Ferré Aguayo, Luis Antonio (1904–2003)
Ferré Aguayo, Luis Antonio (1904–2003)
Luis Antonio Ferré Aguayo (b. 1904 d. 2003) businessman, politician, and leading advocate of Puerto Rican statehood. Born into a wealthy Cuban family in 1904, Ferré spent his early years achieving commercial success. Through ventures such as the Puerto Rican Cement Company of Ponce, his hometown, Ferré added significantly to his family's fortune. His experience in business convinced him that Puerto Rico's future rested in North Americanstyle capitalism. He became a leader of Puerto Rico's statehood movement and closely allied himself with the mainland Republican Party.
In 1951 Ferré was elected to Puerto Rico's constitutional convention. After 1952 Ferré and his brother-in-law, Miguel A. García Méndez, assumed leadership of the Republican Statehood Party (PER). Business successes such as the Puerto Rican Cement Company and philanthropic endeavors such as Ponce's art gallery brought Ferré widespread respect. While cultivating friendships among Eisenhower Republicans, Ferré appealed to the Puerto Rican working and middle classes by touting the economic benefits of statehood. Although badly losing the 1956 gubernatorial election to his rival, Luis Muñoz Marín, Ferré continued to develop a mass following. His defeat notwithstanding, PER demonstrated respectable electoral strength in urban centers such as San Juan, where a new middle class was taking shape. Ferré again ran for governor in 1964, but lost to Muñoz's handpicked successor, Roberto Sánchez Vilella.

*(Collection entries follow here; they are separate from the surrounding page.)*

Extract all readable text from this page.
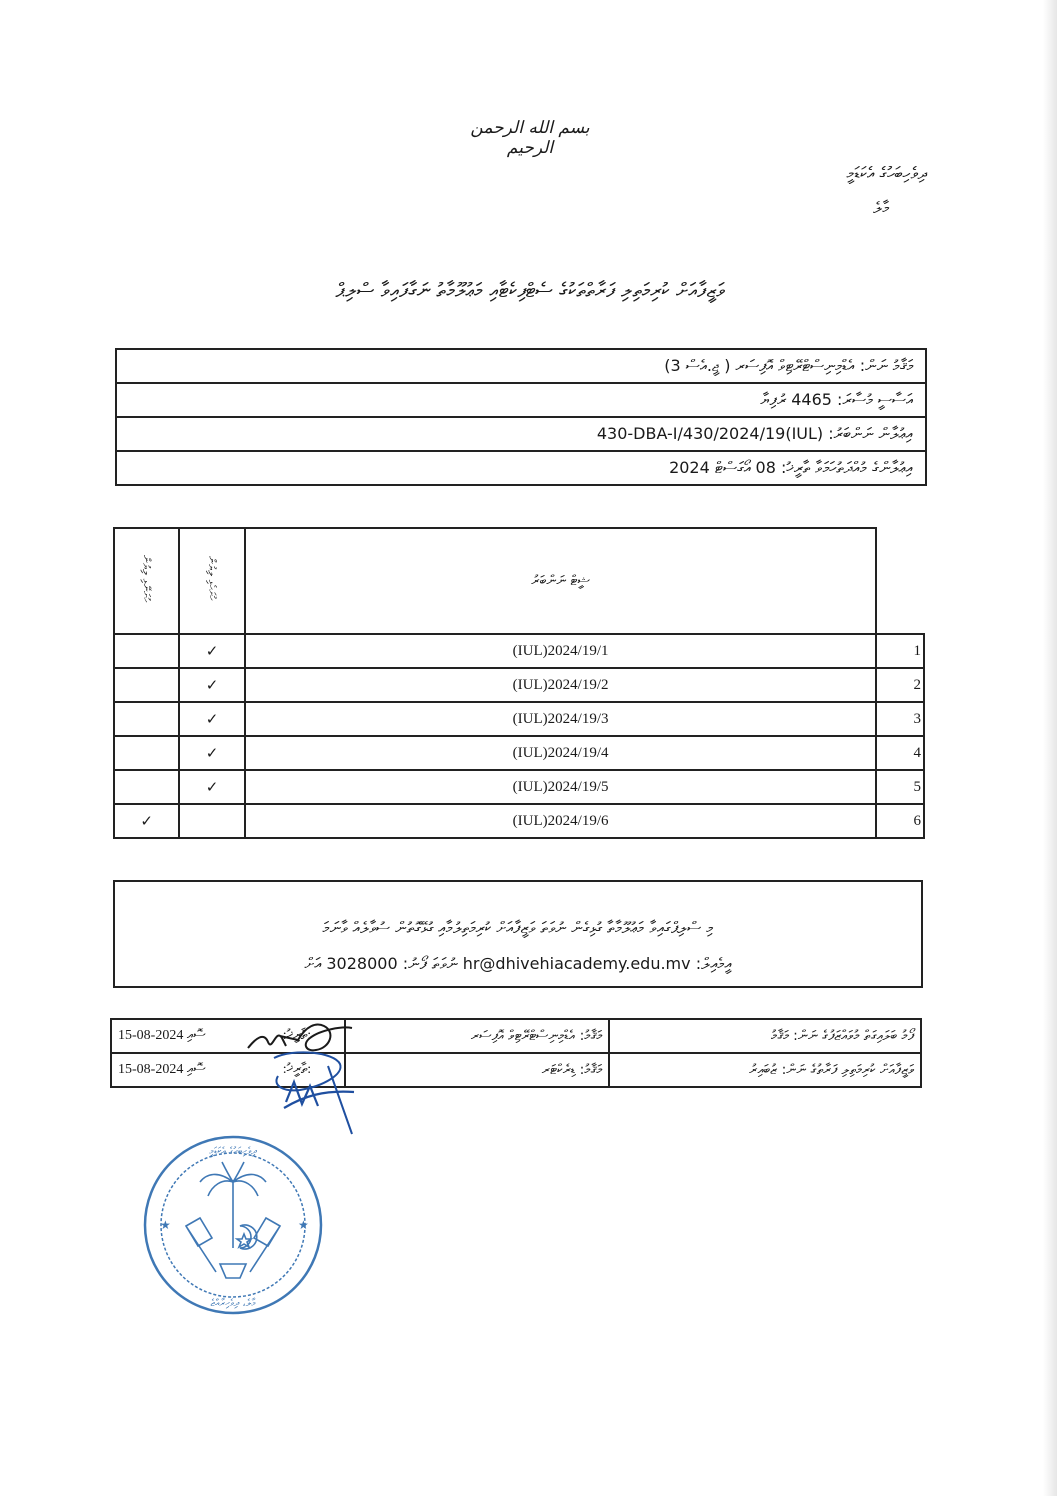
بسم الله الرحمن الرحيم
ދިވެހިބަހުގެ އެކަޑަމީ
މާލެ
ވަޒީފާއަށް ކުރިމަތިލި ފަރާތްތަކުގެ ސެޓްފިކެޓާއި މަޢުލޫމާތު ނަގާފައިވާ ސްލިޕް
މަޤާމު ނަން: އެޑްމިނިސްޓްރޭޓިވް އޮފިސަރ ( ޖީ.އެސް 3)
އަސާސީ މުސާރަ: 4465 ރުފިޔާ
އިޢުލާން ނަންބަރު: (IUL)430-DBA-I/430/2024/19
އިޢުލާންގެ މުއްދަތުހަމަވާ ތާރީޚު: 08 އޯގަސްޓް 2024
ހުށަނޭޅި ލިޔުން	ހުށަހެޅި ލިޔުން	ޝީޓް ނަންބަރު	
	✓	(IUL)2024/19/1	1
	✓	(IUL)2024/19/2	2
	✓	(IUL)2024/19/3	3
	✓	(IUL)2024/19/4	4
	✓	(IUL)2024/19/5	5
✓		(IUL)2024/19/6	6
މި ސްލިޕްގައިވާ މަޢުލޫމާތާ ގުޅިގެން ނުވަތަ ވަޒީފާއަށް ކުރިމަތިލުމާއި ގުޅޭގޮތުން ސުވާލެއް ވާނަމަ
އީމެއިލް: hr@dhivehiacademy.edu.mv ނުވަތަ ފޯނު: 3028000 އަށް
15-08-2024 ތާރީޚު:  ސޮއި:	މަޤާމު: އެޑްމިނިސްޓްރޭޓިވް އޮފިސަރ	ފޯމު ބަލައިގަތް މުވައްޒަފުގެ ނަން: މަޤާމު
15-08-2024 ތާރީޚު:  ސޮއި:	މަޤާމު: ޑިރެކްޓަރ	ވަޒީފާއަށް ކުރިމަތިލި ފަރާތުގެ ނަން: ޒުބައިރު
ދިވެހިބަހުގެ އެކަޑަމީ
މާލެ، ދިވެހިރާއްޖެ
★	★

In the 1967 plebiscite regarding Puerto Rico's status, Ferré led an alliance favoring statehood, the United Statehooders, and gained a respectable 38.9 percent of the vote. Again displaying urban electoral muscle in San Juan and Ponce, the Statehooders had high hopes for the 1968 elections. They were not disappointed. Ferré and the Statehooders organized a new party, the New Progressive Party (PNP), under whose banner Ferré won a narrow victory in the November 1968 gubernatorial race. Ferré served only one term as governor (1969–1973), but remained a leading PNP personality. He maintained close contacts with Republican presidents Nixon, Ford, and Reagan, and in November 1991 received the Medal of Freedom from President George Bush. His daughter, Rosario Ferré, is a well known novelist and short story writer.
See alsoFerré, Rosario; Puerto Rico.
BIBLIOGRAPHY
Carrión, Arturo Morales. Puerto Rico: A Political and Cultural History. Nashville: American Association for State and Local History, 1983.
Nelson, Anne. Murder Under Two Flags: The U.S., Puerto Rico, and the Cerro Maravilla Cover-up. New York: Ticknor and Fields, 1986.
Knight, Franklin W. The Caribbean: The Genesis of a Fragmented Nationalism, 2d ed. New York: Oxford University Press, 1990.